Nonsense, I could almost hear my elders hiss. No pony would think to lend a hoof to a changeling. They are weak, anyway, and foolish. You are strong and wily, they will never see through our masquerade.

And yet they had.

On all counts.

My hosts stood by the table, chatting idly with one another while they awaited us. Shining caught my eye first, smiling brightly as he trotted over to wrap his magic’s warm, bubbling glow around my charge and lift her into the air, relieving me of my burden so he might nose against her belly.

The effect was quite immediate. Flurry succumbed to a squeal of mirth and waved her tiny hooves about, unable to escape her father’s ministrations. She babbled and latched onto his snout, giggling as he sat back on his haunches and calmly set about prying her hooves free so he could place her in her seat. “Good morning, Thorax,” he said, idly engaging in a little battle of hoof-baps with my overlady as she tried to regain her hold. “How did you sleep?”

I hesitated. “I don’t think it was well,” I admitted slowly. “I just remember laying down and waking.”

Princess Cadence approached and nuzzled my cheek. “You’ve been thinking a lot lately,” she whispered. “How are you holding up?”

To be honest? I wasn’t certain how to answer.

It certainly wasn’t going well in my head. It certainly wouldn’t go well in practice.

At least, I didn’t see how it could.

My gaze fell to my hooves. I traced an arc in the crystalline floor and stared at the cloudy reflection of my own form.

They wanted me to go to a pony school looking like this?

How had they even convinced those in charge to allow it? Or had they just walked in and said it would be so, and thus it was?

No. Of course not. My hosts were far too kind and thoughtful toward others to make such demands so frivolously. They would have asked and made their case for my presence, just as they had asked me to consider it.

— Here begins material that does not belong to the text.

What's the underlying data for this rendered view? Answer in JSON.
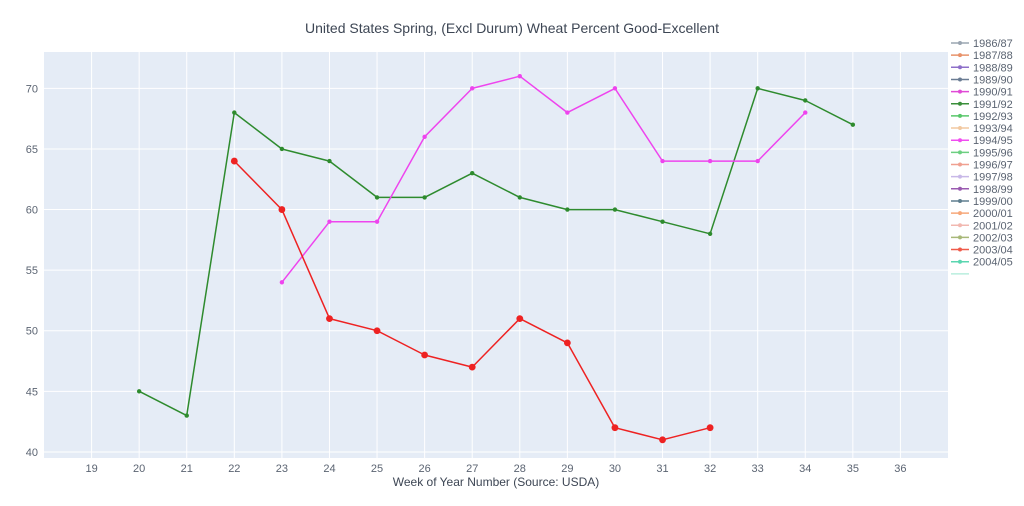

I swallowed a mouthful of slime. “What is it that I have to sign for me to go to school?” I asked, my voice strained and barely audible.

I found myself wrapped in an embrace both of hoof and powerful wing for quite some time afterward, the sweet delectable nectar of Princess Cadence’s love, joy, and pride had me filled well until dinner.

“Thank you for being brave,” she whispered in my ear, “and rolling the dice with us one more time.”